Robert Morin est l'un de nos plus grands cinéastes. Qu'il s'attaque à des projets expérimentaux (Yes Sir! Madame..., Quiconque meurt, meurt à douleur) ou plus accessibles (Requiem pour un beau sans-coeur, Le Nèg'), les résultats ne manquent pas de marquer le septième art québécois. La présente décennie n'est toutefois pas la plus inspirante pour lui et après son très inégal Un paradis pour tous, voilà qu'il reprend du poil de la bête avec Le problème d'infiltration.
Ce qui saute aux yeux dans ce nouveau long métrage est la virtuosité de sa réalisation. Le film est constitué d'une demi-douzaine de plans-séquences qui sont reliés entre eux par d'ingénieux faux raccords. Eh oui, comme dans Birdman. Cet exercice de haute voltige où la luminosité, les lieux et les effets spéciaux semblent évoluer directement à l'écran - l'effet King Dave - sert à emprisonner le héros dans le temps. Il est aspiré par un étourdissant vortex de bruits où l'air vient à manquer pour le cinéphile. Un brillant et oppressant travail de mise en scène qui ne tarde cependant pas à verser dans l'esbroufe.

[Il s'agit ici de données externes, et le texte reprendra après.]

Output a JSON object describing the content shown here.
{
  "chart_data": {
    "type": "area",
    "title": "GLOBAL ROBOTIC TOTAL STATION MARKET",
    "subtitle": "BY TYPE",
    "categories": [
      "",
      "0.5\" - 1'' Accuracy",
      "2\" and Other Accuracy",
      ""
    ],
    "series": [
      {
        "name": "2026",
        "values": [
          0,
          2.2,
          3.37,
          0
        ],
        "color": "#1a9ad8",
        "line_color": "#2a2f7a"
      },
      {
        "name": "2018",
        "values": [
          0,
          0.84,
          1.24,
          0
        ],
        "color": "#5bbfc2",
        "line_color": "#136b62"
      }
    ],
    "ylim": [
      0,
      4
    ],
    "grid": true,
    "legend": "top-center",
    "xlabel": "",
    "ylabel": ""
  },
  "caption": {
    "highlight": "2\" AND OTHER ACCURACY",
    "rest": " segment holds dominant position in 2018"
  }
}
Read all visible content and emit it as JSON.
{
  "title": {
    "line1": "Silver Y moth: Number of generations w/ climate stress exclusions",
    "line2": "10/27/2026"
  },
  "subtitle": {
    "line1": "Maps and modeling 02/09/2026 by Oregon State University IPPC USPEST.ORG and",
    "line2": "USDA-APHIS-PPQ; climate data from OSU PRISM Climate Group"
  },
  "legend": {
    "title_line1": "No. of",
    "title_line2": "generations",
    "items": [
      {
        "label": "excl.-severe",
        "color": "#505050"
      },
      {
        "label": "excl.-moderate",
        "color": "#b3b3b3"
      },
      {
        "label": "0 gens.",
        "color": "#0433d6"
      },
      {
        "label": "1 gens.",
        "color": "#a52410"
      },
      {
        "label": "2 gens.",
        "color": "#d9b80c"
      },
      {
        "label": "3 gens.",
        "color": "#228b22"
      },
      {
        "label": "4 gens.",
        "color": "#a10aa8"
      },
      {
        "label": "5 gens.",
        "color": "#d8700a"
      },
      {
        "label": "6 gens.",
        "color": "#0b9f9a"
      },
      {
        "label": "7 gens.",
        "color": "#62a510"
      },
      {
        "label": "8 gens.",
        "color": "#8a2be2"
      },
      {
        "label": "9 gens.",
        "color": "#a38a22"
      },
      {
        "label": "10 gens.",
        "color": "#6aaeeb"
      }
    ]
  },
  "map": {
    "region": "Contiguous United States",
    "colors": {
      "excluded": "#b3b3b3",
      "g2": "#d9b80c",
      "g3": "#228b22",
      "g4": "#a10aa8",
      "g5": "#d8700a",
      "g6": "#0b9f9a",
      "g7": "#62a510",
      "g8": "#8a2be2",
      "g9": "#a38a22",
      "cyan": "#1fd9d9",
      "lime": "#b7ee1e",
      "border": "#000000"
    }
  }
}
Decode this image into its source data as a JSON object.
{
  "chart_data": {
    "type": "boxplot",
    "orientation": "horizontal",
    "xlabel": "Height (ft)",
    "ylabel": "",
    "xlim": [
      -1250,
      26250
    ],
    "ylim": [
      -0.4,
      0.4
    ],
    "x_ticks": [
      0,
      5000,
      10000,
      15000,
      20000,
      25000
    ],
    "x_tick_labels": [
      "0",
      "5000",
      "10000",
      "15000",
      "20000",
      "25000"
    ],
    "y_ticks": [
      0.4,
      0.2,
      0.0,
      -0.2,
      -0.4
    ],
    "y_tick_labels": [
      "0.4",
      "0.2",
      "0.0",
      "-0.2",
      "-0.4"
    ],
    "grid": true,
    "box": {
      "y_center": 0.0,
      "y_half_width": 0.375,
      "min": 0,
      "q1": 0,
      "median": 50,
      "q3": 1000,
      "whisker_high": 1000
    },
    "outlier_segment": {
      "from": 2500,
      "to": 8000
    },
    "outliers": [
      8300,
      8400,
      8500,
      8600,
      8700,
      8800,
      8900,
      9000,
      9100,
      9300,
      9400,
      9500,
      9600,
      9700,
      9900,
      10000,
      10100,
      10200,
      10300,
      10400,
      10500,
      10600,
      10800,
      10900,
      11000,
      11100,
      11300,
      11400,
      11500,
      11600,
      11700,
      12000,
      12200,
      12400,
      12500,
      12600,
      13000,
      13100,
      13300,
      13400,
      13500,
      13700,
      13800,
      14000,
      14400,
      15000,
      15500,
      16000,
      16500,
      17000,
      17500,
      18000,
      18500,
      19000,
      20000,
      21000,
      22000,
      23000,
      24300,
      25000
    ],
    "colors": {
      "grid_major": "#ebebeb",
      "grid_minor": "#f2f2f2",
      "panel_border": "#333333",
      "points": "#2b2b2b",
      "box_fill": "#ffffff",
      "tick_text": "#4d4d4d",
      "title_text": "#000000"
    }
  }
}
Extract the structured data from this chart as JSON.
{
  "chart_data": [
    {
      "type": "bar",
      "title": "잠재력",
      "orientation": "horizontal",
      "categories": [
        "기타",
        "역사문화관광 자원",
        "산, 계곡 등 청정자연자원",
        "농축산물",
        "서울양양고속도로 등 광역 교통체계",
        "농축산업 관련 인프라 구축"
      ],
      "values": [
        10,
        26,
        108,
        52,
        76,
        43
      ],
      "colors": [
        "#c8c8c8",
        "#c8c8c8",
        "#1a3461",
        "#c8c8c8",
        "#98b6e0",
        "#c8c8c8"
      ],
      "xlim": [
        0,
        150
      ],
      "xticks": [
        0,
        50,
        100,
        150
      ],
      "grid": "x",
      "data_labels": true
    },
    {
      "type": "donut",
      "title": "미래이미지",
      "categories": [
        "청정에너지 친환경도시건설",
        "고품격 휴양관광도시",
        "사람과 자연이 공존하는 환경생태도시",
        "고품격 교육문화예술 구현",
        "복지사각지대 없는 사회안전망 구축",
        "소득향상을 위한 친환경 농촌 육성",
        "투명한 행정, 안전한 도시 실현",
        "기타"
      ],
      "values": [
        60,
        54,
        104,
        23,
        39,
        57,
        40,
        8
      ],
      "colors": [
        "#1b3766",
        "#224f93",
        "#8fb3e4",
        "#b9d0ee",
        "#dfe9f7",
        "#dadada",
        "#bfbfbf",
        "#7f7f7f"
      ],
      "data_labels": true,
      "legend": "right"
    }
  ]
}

La technique est pourtant en parfaite concordance avec son sujet. L'existence idéale d'un chirurgien (Christian Bégin) vole en éclat au cours d'une journée particulièrement chargée en émotions fortes. Cette perte de repères au niveau personnel et professionnel lève le voile sur des malaises qui gangrènent de plus en plus l'individu et le monde dans lequel il vit. Cela amène des scènes ambiguës, révélatrices (la pièce hip-hop) et parfois plus corrosives, alors que le réel se bute aisément aux rêves et aux fantasmes. Dommage que la démonstration ne demeure pas plus nuancée. Les sujets sont trop souvent abordés de façon lourde et frontale, à l'effigie de cette fissure littérale et métaphorique qui donne le titre au récit.
Dans son premier rôle principal au cinéma (enfin!), Christian Bégin offre une superbe prestation. L'acteur investit cet être pas toujours rassurant de sa présence charismatique, apportant un parler caractéristique à ces dialogues souvent humoristiques qui sont plongés dans le vitriol. Il se permet même un clin d'oeil méta à sa populaire émission de télévision Curieux Bégin. Si seulement l'habile exercice de style ne prenait pas toute la place. Afin de soutenir ces longs plans de huit ou neuf minutes, cela implique de nombreuses chorégraphies qui finissent par chasser le naturel, enlevant du coup une crédibilité à la plupart des individus qui apparaissent à l'écran.
C'est d'autant plus dommage parce que le personnage principal est une fascinante figure allégorique qui rappelle les vieux monstres de l'expressionnisme allemand ou encore celui dans Shining. Une entité aussi narcissique que son époque qui se cache derrière son statut social, son hypocrisie et son semblant de belles valeurs. Ce type d'antihéros est toutefois la norme chez Morin qui passe son temps à présenter des protagonistes attachants qui finissent par trahir la confiance du spectateur. Il l'a fait brillamment sur Papa à la chasse aux lagopèdes et Journal d'un coopérant. Une formule qui finit par s'avérer un peu prévisible.
À 68 ans, Robert Morin n'a plus rien à prouver à personne et il peut tout se permettre. Dans Le problème d'infiltration, le réalisateur privilégie un fabuleux travail de mise en scène qui finit par peser à la fois sur son scénario pas toujours subtil et sur les épaules de l'excellent Christian Bégin. Malgré le brio en place, on a bien hâte de le voir revenir à un cinéma plus personnel comme Petit Pow! Pow! Noël.